Our study demonstrated an inconsistency in sexual health related patient procedures, investigations, referrals and management in a large proportion of patients. We have identified a need to develop a standardized approach for ensuring these youth are screened at the time of admission and/ or throughout their inpatient psychiatric stay. If a consistent approach to these questions is established within a pediatric healthcare setting, it is anticipated that a greater proportion of youth would be identified, which would in turn result in the appropriate steps taken to offer sexual health counseling during their inpatient stay, as well as appropriate follow-up measures taken following their discharge. Future research in this area must also consider the known social determinants and adverse childhood events (ACES) that often contribute to sexual health and mental health risks for youth, including poverty, poor educational attainment, abuse and/ or neglect, and family dysfunction (Felitti et al., 1998). Establishing concrete guidelines to addressing sexual health in this cohort, with the knowledge of an adolescents’ social history and ACES, could help with identifying those at higher risk for poor sexual health outcomes. The identification of current barriers to screening for sexual health is an important area of further research. Furthermore, the development and implementation of a screening questionnaire to be completed with the youth at the time of admission would be of value and a possibility for further research after implementation. These efforts will require strong collaboration and communication among healthcare providers across disciplines and across health care systems.
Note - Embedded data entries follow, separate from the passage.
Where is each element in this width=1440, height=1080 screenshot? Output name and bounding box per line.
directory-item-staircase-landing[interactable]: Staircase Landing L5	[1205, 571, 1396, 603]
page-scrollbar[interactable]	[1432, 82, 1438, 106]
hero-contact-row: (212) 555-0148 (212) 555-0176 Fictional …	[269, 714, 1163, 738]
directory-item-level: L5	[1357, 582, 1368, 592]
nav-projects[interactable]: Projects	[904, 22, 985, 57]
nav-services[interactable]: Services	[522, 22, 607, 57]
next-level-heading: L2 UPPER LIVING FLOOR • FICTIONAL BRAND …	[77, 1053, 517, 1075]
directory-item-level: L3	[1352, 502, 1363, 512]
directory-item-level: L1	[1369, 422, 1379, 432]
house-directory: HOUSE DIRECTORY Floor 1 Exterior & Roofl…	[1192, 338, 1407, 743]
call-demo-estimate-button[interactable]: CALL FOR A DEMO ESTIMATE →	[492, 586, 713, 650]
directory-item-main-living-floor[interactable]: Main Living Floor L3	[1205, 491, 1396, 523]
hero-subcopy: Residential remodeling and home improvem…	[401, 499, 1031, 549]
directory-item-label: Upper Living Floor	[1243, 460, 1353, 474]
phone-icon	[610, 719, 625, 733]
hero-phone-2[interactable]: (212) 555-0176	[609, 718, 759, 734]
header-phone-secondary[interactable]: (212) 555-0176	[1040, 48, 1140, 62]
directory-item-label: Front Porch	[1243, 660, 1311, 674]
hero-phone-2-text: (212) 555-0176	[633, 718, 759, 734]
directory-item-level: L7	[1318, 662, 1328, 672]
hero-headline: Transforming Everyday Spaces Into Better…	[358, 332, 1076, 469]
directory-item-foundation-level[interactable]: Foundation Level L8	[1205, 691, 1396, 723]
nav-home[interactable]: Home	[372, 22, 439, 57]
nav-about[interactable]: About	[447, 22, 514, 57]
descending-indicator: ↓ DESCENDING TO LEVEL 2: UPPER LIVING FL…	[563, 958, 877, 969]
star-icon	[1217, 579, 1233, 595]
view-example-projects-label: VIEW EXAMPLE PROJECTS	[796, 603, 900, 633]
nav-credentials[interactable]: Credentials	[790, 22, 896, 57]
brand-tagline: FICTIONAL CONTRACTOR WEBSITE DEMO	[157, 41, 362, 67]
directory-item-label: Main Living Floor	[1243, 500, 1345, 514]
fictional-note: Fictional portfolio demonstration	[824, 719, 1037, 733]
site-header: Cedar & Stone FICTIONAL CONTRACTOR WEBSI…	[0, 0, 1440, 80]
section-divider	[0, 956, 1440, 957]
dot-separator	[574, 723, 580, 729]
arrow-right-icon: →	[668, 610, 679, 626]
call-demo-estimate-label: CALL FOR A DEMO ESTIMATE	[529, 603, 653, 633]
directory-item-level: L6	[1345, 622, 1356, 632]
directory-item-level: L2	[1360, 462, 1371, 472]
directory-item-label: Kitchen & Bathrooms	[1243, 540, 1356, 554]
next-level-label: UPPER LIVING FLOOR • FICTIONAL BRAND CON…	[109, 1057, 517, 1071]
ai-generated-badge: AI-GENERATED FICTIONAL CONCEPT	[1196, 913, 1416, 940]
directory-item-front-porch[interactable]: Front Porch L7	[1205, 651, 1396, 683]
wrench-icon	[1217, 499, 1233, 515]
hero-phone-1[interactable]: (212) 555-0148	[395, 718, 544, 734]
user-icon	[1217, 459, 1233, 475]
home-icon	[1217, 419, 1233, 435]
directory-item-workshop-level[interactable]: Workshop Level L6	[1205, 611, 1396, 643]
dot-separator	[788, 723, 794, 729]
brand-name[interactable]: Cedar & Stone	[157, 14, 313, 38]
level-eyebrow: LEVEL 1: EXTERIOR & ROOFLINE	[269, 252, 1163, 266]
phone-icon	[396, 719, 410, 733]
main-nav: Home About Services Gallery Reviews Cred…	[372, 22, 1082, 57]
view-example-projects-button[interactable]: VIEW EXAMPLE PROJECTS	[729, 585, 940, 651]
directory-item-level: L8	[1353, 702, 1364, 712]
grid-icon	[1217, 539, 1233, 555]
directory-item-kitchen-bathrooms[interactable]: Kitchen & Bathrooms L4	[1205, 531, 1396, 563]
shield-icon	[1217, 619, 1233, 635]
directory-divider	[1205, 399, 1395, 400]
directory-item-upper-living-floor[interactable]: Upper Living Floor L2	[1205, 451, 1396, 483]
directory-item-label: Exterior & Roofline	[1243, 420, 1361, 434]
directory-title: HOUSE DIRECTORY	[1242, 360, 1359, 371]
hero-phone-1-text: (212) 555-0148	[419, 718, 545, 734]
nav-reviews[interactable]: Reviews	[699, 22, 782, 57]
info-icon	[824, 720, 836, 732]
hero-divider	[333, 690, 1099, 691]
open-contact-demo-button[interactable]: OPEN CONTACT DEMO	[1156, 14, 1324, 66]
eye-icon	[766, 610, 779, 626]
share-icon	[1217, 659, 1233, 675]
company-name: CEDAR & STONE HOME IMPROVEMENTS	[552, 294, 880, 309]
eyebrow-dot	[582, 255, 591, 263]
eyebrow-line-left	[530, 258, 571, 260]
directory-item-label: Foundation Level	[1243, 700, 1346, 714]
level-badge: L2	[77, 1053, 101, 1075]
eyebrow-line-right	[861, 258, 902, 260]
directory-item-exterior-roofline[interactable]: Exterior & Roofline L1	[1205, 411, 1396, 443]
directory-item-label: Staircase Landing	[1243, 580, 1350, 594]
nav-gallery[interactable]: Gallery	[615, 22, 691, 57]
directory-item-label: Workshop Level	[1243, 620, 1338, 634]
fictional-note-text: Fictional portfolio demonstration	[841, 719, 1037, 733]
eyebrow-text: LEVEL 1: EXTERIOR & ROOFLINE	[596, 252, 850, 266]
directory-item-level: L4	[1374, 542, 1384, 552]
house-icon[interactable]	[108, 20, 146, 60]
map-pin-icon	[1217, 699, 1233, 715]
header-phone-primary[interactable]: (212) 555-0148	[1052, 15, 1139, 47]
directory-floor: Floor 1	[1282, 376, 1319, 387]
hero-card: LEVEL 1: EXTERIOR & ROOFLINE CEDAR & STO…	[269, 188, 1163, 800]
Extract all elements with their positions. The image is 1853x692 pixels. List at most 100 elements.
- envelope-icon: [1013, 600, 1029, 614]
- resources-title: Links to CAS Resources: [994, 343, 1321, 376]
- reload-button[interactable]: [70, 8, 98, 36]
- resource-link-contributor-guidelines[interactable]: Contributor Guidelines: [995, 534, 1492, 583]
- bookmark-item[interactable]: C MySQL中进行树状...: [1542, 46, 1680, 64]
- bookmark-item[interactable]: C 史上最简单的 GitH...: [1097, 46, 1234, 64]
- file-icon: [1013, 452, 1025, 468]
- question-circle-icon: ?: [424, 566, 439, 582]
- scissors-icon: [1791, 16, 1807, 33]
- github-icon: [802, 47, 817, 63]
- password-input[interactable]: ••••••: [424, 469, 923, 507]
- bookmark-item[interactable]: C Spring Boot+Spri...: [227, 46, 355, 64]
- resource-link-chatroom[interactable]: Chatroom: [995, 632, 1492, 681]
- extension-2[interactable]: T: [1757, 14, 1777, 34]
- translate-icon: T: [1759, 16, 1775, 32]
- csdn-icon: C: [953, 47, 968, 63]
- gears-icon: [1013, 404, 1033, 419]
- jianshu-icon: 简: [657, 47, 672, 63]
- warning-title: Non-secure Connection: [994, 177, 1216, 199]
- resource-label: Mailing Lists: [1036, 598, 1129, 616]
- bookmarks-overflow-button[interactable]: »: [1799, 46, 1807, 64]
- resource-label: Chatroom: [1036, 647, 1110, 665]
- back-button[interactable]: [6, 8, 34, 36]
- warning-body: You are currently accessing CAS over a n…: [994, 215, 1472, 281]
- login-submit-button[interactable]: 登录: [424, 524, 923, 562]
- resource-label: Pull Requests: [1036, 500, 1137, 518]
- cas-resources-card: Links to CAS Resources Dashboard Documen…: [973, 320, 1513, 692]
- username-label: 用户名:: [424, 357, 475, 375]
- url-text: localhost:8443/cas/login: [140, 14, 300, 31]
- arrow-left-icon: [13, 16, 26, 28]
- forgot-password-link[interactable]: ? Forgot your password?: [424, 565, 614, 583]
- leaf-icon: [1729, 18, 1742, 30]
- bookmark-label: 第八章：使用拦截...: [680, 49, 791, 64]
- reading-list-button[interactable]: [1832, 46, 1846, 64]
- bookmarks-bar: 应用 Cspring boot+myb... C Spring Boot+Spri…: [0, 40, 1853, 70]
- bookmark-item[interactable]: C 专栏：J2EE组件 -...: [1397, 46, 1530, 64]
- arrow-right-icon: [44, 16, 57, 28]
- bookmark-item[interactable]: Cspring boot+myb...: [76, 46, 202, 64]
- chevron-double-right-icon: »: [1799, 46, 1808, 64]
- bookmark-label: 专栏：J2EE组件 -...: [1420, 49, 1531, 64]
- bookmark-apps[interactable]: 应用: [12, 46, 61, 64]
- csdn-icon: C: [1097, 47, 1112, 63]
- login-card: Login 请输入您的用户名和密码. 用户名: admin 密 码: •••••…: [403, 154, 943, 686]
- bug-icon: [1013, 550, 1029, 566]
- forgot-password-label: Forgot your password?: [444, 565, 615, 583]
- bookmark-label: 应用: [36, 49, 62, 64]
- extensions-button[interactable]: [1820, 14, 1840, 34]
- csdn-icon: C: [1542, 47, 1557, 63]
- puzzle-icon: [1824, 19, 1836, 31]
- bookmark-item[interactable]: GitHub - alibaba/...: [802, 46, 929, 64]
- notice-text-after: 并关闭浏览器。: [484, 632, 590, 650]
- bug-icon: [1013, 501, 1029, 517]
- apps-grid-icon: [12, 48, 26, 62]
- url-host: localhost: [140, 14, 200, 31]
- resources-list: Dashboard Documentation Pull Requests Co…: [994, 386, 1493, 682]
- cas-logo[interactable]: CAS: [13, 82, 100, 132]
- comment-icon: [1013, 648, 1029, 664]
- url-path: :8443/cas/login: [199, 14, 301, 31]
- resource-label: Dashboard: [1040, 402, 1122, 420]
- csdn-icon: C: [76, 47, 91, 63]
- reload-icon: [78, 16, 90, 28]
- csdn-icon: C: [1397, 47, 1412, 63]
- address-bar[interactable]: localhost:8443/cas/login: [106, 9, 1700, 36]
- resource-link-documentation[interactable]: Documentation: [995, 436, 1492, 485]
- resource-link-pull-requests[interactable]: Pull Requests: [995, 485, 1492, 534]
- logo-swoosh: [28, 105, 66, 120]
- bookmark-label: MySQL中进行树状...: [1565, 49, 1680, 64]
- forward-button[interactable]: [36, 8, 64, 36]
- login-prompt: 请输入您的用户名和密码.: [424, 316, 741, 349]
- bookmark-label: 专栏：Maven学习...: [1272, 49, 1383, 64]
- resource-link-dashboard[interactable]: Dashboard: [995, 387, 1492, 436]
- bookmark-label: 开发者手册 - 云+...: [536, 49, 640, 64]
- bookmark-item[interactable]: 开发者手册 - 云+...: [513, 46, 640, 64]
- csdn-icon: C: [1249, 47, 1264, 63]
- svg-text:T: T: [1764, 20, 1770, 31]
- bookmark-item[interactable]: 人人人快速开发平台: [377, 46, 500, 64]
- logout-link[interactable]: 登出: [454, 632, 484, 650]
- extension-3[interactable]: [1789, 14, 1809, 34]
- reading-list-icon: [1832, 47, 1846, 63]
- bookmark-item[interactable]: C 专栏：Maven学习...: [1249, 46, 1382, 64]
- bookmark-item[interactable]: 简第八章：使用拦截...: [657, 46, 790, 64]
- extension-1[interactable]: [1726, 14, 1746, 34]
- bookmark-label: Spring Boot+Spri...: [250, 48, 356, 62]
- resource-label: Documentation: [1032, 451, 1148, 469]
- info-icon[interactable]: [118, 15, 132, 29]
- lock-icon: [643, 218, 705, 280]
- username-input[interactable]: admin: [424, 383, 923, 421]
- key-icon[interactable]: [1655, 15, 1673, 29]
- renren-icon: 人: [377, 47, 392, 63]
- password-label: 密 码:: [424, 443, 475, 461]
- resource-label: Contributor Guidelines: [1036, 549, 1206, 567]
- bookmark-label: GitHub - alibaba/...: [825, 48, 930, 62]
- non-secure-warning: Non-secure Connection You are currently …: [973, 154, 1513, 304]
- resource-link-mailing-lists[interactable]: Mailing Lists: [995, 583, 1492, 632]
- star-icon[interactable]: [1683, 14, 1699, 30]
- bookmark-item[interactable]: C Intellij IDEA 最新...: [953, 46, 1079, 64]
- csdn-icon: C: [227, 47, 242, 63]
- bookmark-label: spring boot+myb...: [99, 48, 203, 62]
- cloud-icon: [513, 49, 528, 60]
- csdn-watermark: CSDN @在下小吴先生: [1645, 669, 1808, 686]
The current study is not without its limitations. We completed a retrospective review that inherently would have relied on the presence of documented information available in the chart. It is possible that some of the sexual health related questions might have, in fact, been asked, but not formally documented. We feel the likelihood of this is low given the detail by which other issues, including review of symptoms pertinent to mental health conditions, social history, and presence of support structure were present. Moreover, because of the low number of charts with sexual health documentation available, we may not have had statistical power to detect true associations between variables. Finally, the applicability of our study to other centers may be limited as practices for psychiatric inpatient sexual health screening and patient admission to hospital may vary widely.
Conclusion
This study highlights the need for a consistent, standardized approach to sexual health in adolescents with psychiatric conditions in the inpatient setting. Sexual health screening should be undertaken at every encounter regardless of the setting with special attention to groups at higher risk (Gavin et al., 2014). Omitting screening in this unique population represents a missed opportunity for anticipatory guidance, preventative sexual health care education and investigation and management of sexual health issues. Further research is required to help determine ways to improve health care provider sexual health screening adherence, as well as better coordination and collaboration between healthcare providers and systems.
Acknowledgments / Conflicts of Interest
An earlier and condensed version of this work was presented at the North American Society for Pediatric and Adolescent Gynecology Annual Meeting, 2016, in Toronto and at the Canadian Paediatric Society Annual Meeting, 2016, in Prince Edward Island, Canada. The authors have no financial relationships to disclose.